Result: M-GRPO consistently beat both. The most interesting finding was role specialization. The Planner learned to stop delegating simple logic puzzles to the Sub-Agent (which is slow) and handled them internally. Conversely, for obscure knowledge retrieval, it learned to write highly specific queries that the Sub-Agent was now trained to understand.
Examples
How Behavior Shifts
To visualize what "co-training" actually achieves, let's look at how the interaction evolves from "Untrained" to "M-GRPO Trained."

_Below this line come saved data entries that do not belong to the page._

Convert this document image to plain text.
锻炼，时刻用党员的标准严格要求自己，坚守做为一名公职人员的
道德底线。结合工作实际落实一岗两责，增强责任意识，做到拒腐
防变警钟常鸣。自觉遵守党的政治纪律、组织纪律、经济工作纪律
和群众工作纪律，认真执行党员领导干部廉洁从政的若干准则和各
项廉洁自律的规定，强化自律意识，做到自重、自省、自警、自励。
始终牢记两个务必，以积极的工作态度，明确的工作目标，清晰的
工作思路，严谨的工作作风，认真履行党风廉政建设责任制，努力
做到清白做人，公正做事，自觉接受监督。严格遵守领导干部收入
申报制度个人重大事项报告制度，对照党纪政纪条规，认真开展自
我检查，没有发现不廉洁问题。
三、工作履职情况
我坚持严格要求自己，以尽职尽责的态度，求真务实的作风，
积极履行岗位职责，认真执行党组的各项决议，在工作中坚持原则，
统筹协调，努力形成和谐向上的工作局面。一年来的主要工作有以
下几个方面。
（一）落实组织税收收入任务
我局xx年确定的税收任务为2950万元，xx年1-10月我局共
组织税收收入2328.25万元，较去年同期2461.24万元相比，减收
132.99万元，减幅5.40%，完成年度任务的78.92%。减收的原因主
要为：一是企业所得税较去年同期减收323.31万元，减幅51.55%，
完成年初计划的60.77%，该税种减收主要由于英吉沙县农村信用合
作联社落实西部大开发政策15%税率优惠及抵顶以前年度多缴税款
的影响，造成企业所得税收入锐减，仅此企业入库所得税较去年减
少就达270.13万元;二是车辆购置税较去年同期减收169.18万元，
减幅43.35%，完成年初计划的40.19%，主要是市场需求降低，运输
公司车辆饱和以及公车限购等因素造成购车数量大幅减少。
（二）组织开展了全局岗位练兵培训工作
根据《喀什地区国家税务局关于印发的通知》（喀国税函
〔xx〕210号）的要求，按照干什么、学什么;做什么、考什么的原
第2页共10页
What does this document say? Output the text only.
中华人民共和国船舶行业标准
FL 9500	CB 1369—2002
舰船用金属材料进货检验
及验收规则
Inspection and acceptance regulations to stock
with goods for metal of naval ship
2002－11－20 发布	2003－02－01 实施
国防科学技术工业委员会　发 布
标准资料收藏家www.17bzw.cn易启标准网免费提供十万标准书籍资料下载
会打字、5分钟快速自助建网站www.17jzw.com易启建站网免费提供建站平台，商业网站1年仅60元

Scenario: Complex Verification
User Query: "Verify if the 2024 solar maximum predictions match the observed sunspot data from last month."
Before (Frozen Sub-Agent)
The Planner writes a generic query, and the Sub-Agent gets confused by the ambiguity.
PLANNER (Output):
Action: Delegate to SearchAgent
Input: "solar maximum 2024 sunspot data"
SUB-AGENT (Frozen):
> Searches generic terms.
> Returns: "NASA predicts solar max in 2025. Sunspots are dark areas." (Too vague)
PLANNER (Final):
"The data is inconclusive based on the search."
After (M-GRPO Co-Trained)
The Planner learns to be specific, and the Sub-Agent learns to prioritize recent data tables over general articles.
PLANNER (Output):
Action: Delegate to SearchAgent
Input: "NOAA monthly sunspot number October 2024 vs solar cycle 25 prediction prediction"
SUB-AGENT (Trained):
> Recognizes 'vs' implies comparison.
> Searches specific NOAA databases.
> Returns: "Observed SSN: 112.4. Predicted: 115.6. Difference is within 3% margin."
PLANNER (Final):
"Yes, the observations are aligning closely. October 2024 data shows a sunspot number of 112.4, which matches the prediction of 115.6."
Practical Takeaways
- Format is the First Victim: When training starts, the first thing agents learn is strict formatting (JSON/XML). Before they get "smart," they get "structured."
- Shared Fate Rewards: Giving the Sub-Agent a partial reward based on the Planner's final success is crucial. Without it, the Sub-Agent just maximizes its own tool-usage score (hacking the metric) without actually helping the main goal.
- Hardware Decoupling: You can now train your Planner on H100s and your smaller Sub-Agent on A10s (or even older hardware), located in different physical racks. As long as they share a database for trajectory logs, it works.
Conclusion
The era of the "God Model" that does everything is fading. The future is specialized, vertical swarms of agents. Until now, training them was an infrastructure headache. By combining GRPO's critic-less simplicity with trajectory padding and decoupled servers, we can finally fine-tune an entire team of agents as easily as we fine-tune a single model. If you are building agentic workflows, stop trying to cram everything into one context window. Split the roles, decouple the servers, and let the rewards align the team.